4 Comments
User's avatar
it's just Boris's avatar

I have to fly often for work.

Usually I fly as early in the day as possible. It generally maximizes the chance of the flight leaving on time and making connections, and also leaves the most time to make same-day corrections if something goes wrong.

A useful side benefit, is there are fewer families flying with 6am departure times.

Re Jenni, yeah she doesn't own the seat as such, but she did reserve a seat with particular features, e.g. a window. I want those not for the view as much as it's easier to sleep and less chance of being disturbed by other passengers' bladder calls - so I wouldn't be particularly eager to give it up for no good reason. (Of which satisfying a screaming ill-mannered toddler is not among them.)

(Edited for fumble-fingering and smell-check errors...)

Expand full comment
Tom from WNY's avatar

I hate to fly. As The Stupid Administrations (TSA) got more stupid, I no longer was able to tolerate the whole experience. I now drive; everyone is much happier.

FYI nothing makes a transcontinental flight better like a kid screaming constantly with a full diaper.

Expand full comment
Steve S6's avatar

You rent the seat, with caveats. 450# passenger needs 2 seats (pays for one)? Yeah, you're bumped, right off the flight if it's full.

I didn't care for flying even back in the late 70s when you got meals not peanuts, when you could transfer tickets across airlines, and if you missed your flight and it wasn't the last one of the day there was one or two more ways of getting to your destination that same day. Oh, and business attire got you well treated vs. casual clothes (you didn't see sweatpants back then). Now we're fortunate we can say we don't fly and if we can't get there driving we aren't going.

Expand full comment
Blind Archer's avatar

I've seen people try to make it go the other way with the 450# passengers, too. As in, the "large" person understands they are large and voluntarily buys two tickets so they can have two seats, and someone tries to shame them into giving one up and letting someone else sit in their "second seat". For free, without compensating them for the double-fare they bought with actual money.

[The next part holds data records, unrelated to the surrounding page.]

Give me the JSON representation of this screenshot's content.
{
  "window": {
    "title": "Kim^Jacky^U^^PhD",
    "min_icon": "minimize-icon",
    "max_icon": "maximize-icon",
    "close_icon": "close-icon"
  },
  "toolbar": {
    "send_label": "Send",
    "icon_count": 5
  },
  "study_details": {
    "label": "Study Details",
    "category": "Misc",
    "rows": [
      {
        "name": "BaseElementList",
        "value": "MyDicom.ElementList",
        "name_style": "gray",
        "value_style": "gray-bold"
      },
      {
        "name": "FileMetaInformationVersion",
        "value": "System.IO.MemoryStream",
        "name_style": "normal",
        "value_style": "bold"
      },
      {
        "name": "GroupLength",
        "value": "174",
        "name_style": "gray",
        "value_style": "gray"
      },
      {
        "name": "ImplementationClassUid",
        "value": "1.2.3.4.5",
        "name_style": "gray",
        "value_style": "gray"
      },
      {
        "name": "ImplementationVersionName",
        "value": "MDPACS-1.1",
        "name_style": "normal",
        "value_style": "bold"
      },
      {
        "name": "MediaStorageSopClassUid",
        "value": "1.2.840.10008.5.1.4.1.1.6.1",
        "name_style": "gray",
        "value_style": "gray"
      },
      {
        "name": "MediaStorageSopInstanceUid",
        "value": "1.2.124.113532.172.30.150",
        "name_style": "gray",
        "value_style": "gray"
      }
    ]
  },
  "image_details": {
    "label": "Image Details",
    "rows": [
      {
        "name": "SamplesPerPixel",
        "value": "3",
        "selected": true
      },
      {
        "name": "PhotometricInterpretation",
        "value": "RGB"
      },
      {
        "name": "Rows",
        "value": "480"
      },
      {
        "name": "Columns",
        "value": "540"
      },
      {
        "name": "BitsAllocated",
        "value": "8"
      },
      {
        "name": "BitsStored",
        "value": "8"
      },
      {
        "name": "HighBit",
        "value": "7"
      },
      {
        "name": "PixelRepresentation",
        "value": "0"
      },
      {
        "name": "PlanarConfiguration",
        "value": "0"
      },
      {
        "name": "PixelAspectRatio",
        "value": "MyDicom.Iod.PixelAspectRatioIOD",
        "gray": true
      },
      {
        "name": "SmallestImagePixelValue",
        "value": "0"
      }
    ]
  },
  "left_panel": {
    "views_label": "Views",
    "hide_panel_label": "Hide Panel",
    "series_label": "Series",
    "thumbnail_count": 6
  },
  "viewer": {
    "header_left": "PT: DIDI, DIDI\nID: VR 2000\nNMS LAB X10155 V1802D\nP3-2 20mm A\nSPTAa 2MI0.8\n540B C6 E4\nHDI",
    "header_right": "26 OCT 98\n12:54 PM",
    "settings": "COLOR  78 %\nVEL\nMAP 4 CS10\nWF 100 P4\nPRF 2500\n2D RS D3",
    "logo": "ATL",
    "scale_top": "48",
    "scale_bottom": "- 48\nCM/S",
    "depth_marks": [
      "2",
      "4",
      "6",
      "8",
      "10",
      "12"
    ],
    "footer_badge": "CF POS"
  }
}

No, they paid for two, they get two. Even if they're normal-sized and only need one, if they bought a second ticket just to have an empty seat as a buffer space (still cheaper than First Class, which I will never understand), that's their prerogative.

Some professional musicians will do this, too; their instruments are sometimes worth millions of dollars and are literally irreplaceable (ever try to source a replacement for a 300-year-old Stradivarius violin on short notice?), and they don't want to let it out of their sight, let alone subject it to "checked baggage". So they purchase two tickets: one for themselves, one for their instrument. Same principle applies, they paid for two, they get two.

It's a VERY small step to go from "You bought two but we think you only need one, so we're taking the second one you paid for," to "You bought one but we think this other person needs it more than you, so we're taking the one you paid for."